JacobW38 comments on What does it mean for an AGI to be ‘safe’?

JacobW38 7 Oct 2022 5:39 UTC
−2 points
1
Are you telling me you’d be okay with releasing an AI that has a 25% chance of killing over a billion people, and a 50% chance of at least killling hundreds of millions? I have to be missing the point here, because this post isn’t doing anything to convince me that AI researchers aren’t Stalin on steroids.

Or are you saying that if one can get to that point, it’s much easier from there to get to the point of having an AI that will cause very few fatalities and is actually fit for practical use?
- Jon Garcia 7 Oct 2022 6:39 UTC
  13 points
  4
  Parent
  Rather, I think he means that alignment is such a narrow target, and the space of all possible minds is so vast, that the default outcome is that unaligned AGI becomes unaligned ASI and ends up killing all humans (or even all life) in pursuit of its unaligned objectives. Hitting anywhere close to the alignment target (such that there’s at least 50% chance of “only” one billion people dying) would be a big win by comparison.
  
  Of course, the actual goal is for “things [to] go great in the long run”, not just for us to avoid extinction. Alignment itself is the target, but safety is at least a consolation prize.
  
  So no, I don’t think Nate, Eliezer, or anyone else is okay with releasing an AI that would kill hundreds of millions of people. But AGI is coming, whether we want it or not, and it will not be aligned with human survival (much less human flourishing) by default.
  
  Eliezer tends to think that solving alignment is so much more difficult and so much less researched than raw AGI that doom is almost certain. I’m a bit more optimistic, but I agree that minimizing the probable magnitude of the doom is better than everyone dying.
  
  Or are you saying that if one can get to that point, it’s much easier from there to get to the point of having an AI that will cause very few fatalities and is actually fit for practical use?
  
  Also this.
  What links here?
  - Trajectories to 2036 by ukc10014 (20 Oct 2022 20:23 UTC; 3 points)
  - JacobW38 7 Oct 2022 6:49 UTC
    −3 points
    −10
    Parent
    Feels like Y2K: Electric Boogaloo to me. In any case, if a major catastrophe did come of the first attempt to release an AGI, I think the global response would be to shut it all down, taboo the entire subject, and never let it be raised as a possibility again.
    - Jon Garcia 7 Oct 2022 6:59 UTC
      9 points
      3
      Parent
      The tricky thing with human politics is that governments will still fund research into very dangerous technology if it has the potential to grant them a decisive advantage on the world stage.
      No one wants nuclear war, but everyone wants nukes, even (or especially) after their destructive potential has been demonstrated. No one wants AGI to destroy the world, but everyone will want an AGI that can outthink their enemies, even (or especially) after its power has been demonstrated.
      The goal, of course, is to figure out alignment before the first metaphorical (or literal) bomb goes off.

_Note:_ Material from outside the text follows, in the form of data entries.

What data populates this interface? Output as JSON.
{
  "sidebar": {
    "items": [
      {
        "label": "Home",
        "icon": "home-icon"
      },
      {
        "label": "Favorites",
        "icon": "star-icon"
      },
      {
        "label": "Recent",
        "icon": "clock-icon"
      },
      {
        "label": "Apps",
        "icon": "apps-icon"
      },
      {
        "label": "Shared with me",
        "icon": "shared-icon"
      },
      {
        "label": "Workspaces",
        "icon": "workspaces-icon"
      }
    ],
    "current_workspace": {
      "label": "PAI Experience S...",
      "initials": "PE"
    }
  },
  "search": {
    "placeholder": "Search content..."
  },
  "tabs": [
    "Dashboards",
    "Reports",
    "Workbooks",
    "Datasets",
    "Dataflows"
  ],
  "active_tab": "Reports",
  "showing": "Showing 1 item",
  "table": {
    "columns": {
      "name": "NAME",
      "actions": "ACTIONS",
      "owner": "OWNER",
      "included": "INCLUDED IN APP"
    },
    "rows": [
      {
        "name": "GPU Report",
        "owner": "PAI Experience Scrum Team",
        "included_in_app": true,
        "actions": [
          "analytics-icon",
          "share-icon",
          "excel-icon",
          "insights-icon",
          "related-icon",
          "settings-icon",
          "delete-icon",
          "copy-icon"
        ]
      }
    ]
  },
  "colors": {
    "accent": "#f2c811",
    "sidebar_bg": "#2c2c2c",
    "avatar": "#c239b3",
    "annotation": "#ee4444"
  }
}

      - JacobW38 7 Oct 2022 8:18 UTC
        1 point
        −9
        Parent
        On that note, the main way I could envision AI being really destructive is getting access to a government’s nuclear arsenal. Otherwise, it’s extremely resourceful but still trapped in an electronic medium; the most it could do if it really wanted to cause damage is destroy the power grid (which would destroy it too).
        the gears to ascension 7 Oct 2022 9:11 UTC
        5 points
        1
        Parent
        you’re underestimating biology
- RobertM 7 Oct 2022 5:59 UTC
  5 points
  2
  Parent
  He’s saying the second.
- alexey 6 Nov 2022 20:25 UTC
  3 points
  0
  Parent
  It’s explicitly the second:
  But if they can do that with an AGI capable of ending the acute risk period, then they’ve probably solved most of the alignment problem. Meaning that it should be easy to drive the probability of disaster dramatically lower.